The two committees normally each meet four times a year, with the fourth meeting being a joint session. In the joint session on the 13th January we were able to look together at topics developed over recent months of club-level significance, such as the fine research led by Judith Hankey into the Quartette replacement.
The topic of progress on Quartette replacement will be a significant part of the presentations and displays at the Social and AGM event, as will the Summer Cruise.
Our Next Committees
January and February is when the memberships of the committees are set for the next year. A good number of current committee members are offering to stay on but, as is always the case in a club, some are now standing down. A detailed and important email about the structure of the committees and the appointment process was sent to all members on Thursday 16th January.
There is a lot of satisfaction in helping the Club. Yes, it requires some time. On the other hand, the sense of well-being from contributing to the good running of the club’s affairs, and being part of a team of members somehow makes it worth it!
There are no paid staff in the club: as far as possible volunteers do maintenance work rather than engage a tradesman or engineer to put things right, and in all areas of running the Club we do not engage outsiders, unless unavoidable. This keeps our fees as low as possible.

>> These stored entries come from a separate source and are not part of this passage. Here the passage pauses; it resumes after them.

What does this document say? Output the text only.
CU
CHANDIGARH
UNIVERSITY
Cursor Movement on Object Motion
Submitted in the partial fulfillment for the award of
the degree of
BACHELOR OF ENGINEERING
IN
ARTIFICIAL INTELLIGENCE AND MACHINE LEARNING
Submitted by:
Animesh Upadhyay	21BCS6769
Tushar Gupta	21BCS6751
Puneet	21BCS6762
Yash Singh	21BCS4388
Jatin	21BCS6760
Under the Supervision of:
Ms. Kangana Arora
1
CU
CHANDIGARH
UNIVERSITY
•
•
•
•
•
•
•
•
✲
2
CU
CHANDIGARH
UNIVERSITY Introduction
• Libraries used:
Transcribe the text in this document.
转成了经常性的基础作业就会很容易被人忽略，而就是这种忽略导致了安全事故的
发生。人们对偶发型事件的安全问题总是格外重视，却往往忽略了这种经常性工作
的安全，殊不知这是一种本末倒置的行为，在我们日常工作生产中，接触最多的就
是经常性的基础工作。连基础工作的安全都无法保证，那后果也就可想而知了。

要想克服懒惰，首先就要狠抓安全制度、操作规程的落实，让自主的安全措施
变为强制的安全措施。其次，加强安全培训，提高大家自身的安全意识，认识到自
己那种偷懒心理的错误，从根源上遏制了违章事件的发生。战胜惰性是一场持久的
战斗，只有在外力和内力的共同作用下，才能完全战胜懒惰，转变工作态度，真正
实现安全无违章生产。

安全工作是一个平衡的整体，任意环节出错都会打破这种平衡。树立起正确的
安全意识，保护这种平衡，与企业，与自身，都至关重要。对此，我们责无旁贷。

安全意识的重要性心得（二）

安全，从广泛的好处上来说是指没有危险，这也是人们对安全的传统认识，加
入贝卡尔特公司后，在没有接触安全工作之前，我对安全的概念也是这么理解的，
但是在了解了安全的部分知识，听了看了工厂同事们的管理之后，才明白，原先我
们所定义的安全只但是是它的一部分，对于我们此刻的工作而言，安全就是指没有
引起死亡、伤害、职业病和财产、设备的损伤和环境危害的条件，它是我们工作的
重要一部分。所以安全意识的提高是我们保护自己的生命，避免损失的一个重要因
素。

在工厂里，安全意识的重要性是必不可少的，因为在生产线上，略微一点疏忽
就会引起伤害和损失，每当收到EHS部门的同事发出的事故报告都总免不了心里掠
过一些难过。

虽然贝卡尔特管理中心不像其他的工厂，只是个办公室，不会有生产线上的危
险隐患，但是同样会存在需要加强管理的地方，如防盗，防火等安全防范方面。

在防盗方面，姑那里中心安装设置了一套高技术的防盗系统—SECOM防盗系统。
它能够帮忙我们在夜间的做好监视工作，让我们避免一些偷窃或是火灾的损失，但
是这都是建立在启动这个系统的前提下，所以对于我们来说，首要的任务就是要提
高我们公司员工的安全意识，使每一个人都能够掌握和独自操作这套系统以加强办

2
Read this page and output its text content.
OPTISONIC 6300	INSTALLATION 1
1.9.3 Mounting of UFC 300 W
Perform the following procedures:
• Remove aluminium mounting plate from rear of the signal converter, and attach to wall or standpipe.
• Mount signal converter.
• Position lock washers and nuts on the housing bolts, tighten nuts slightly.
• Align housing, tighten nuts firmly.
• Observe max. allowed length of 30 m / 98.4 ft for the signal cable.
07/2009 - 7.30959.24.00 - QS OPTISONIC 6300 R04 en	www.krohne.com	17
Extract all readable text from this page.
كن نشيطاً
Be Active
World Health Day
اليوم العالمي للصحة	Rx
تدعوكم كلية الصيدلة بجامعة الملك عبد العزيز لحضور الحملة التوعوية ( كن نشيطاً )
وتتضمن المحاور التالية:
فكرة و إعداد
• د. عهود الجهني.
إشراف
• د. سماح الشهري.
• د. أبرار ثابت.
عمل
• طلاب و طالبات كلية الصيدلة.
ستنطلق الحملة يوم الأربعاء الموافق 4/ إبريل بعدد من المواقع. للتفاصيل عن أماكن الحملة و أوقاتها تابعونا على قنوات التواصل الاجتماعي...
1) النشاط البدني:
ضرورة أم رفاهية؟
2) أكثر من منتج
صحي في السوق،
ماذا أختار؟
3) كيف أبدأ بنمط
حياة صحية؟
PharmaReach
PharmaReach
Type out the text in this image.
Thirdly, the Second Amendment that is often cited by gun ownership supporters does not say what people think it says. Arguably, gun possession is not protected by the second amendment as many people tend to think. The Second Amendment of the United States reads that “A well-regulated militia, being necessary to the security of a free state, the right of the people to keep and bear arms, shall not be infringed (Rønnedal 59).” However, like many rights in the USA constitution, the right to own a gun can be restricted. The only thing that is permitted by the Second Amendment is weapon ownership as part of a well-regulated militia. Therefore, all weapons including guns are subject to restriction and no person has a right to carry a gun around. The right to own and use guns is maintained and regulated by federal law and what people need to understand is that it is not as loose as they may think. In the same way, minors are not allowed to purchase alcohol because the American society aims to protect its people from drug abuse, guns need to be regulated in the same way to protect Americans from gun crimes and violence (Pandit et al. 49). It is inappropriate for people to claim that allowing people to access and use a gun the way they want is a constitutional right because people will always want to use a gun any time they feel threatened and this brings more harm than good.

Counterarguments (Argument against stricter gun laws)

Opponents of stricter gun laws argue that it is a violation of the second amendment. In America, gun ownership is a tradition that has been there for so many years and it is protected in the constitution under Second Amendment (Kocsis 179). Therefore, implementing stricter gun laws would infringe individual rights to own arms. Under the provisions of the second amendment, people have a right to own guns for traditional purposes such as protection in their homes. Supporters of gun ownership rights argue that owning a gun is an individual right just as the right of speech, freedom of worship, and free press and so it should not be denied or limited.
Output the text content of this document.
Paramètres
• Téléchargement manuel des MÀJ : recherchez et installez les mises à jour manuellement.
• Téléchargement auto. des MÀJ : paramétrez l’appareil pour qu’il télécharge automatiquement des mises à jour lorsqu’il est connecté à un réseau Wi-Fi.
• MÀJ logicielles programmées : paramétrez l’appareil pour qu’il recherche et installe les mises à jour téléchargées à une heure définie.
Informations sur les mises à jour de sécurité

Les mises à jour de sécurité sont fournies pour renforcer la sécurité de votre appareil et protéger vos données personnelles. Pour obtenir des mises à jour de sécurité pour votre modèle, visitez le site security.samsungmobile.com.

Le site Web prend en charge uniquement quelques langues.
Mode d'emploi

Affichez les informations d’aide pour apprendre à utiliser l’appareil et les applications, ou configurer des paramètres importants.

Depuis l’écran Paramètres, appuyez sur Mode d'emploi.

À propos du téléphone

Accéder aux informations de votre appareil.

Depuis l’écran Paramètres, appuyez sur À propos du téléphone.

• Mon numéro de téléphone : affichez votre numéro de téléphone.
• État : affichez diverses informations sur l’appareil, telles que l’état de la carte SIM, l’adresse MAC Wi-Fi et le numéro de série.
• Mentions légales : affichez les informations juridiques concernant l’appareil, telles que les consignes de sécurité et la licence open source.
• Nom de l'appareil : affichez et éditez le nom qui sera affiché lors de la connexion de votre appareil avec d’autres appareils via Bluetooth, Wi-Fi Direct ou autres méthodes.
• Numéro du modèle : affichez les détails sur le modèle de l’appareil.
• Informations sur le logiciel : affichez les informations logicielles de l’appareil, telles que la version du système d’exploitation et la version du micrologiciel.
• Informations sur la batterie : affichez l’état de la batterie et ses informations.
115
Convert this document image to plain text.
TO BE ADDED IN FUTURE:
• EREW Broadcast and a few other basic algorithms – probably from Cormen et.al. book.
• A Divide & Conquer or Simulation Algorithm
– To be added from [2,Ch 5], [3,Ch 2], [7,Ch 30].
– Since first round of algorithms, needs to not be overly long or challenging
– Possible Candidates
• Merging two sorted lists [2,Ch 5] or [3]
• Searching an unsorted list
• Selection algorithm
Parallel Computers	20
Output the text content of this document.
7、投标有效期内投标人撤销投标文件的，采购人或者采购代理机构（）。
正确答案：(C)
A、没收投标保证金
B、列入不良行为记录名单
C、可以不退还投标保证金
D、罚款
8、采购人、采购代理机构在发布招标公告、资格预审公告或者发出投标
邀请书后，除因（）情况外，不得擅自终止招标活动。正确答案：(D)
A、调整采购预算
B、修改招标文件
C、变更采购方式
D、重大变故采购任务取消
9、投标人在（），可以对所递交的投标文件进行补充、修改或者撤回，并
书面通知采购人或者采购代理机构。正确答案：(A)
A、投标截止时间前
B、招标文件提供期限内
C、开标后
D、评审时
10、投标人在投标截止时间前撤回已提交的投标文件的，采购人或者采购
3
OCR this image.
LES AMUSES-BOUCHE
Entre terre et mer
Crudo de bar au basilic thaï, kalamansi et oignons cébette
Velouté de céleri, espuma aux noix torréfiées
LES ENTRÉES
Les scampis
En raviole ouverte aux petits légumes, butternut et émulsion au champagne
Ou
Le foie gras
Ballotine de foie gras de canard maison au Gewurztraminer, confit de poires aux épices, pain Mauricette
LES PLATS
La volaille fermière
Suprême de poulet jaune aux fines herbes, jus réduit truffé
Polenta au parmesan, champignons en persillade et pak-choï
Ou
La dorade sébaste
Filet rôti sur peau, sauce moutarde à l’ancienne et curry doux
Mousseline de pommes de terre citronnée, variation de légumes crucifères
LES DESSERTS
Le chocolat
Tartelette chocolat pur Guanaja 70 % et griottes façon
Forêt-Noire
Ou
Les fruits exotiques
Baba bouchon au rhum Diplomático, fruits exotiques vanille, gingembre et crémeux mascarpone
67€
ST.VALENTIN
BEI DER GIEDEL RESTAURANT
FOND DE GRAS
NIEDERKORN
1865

Bottom line – Do think about how you can offer your experience, expertise and time to the Club! To talk it over, get in touch with me, Richard Ash (Chairman of the Sailing Committee), or Dave Brooks (interim Company Secretary and organiser of the elections to the Management Committee). Email addresses below.
What was that about the RNLI?
The RNLI’s release of a compilation of some of the rescues they undertook in 2019 made me think a shout-out to RNLI crews was in order. The conditions those volunteer crews will put themselves into to go to the aid are amazing.
Sometimes the ordinary yachtsman is the alarm-raiser and first-attender. A few years ago, Spellbinder skippered by Trevor Nicholls went to the aid of two canoeists off the Shingles bank. They had nosed out from Keyhaven to look round the corner of Hurst Fort, and were drawn into the ebb racing through the Narrows. It was only at the Shingles they were able to hold position against the flow but were unable to make any progress towards shore. It became apparent that rather than paddling happily they were becoming exhausted.
Trevor and his crew took Spellbinder over to them and brought the two on board. Solent Coastguard was radioed, and the Lymington lifeboat was called out. There was then the question of which boat was Spellbinder in a fleet of yachts anchored in minimal wind! So an orange smoke canister was released when the lifeboat was seen. The photo shows the strength of the tide in taking away the canister.
The canoeists and their craft were taken aboard the lifeboat and returned to shore shaken, exhausted but safe.
All were impressed by the speed with which the lifeboat arrived, showing not least how quickly the RNLI crew jumped into action.
See you at the social evening and AGM on 29th February!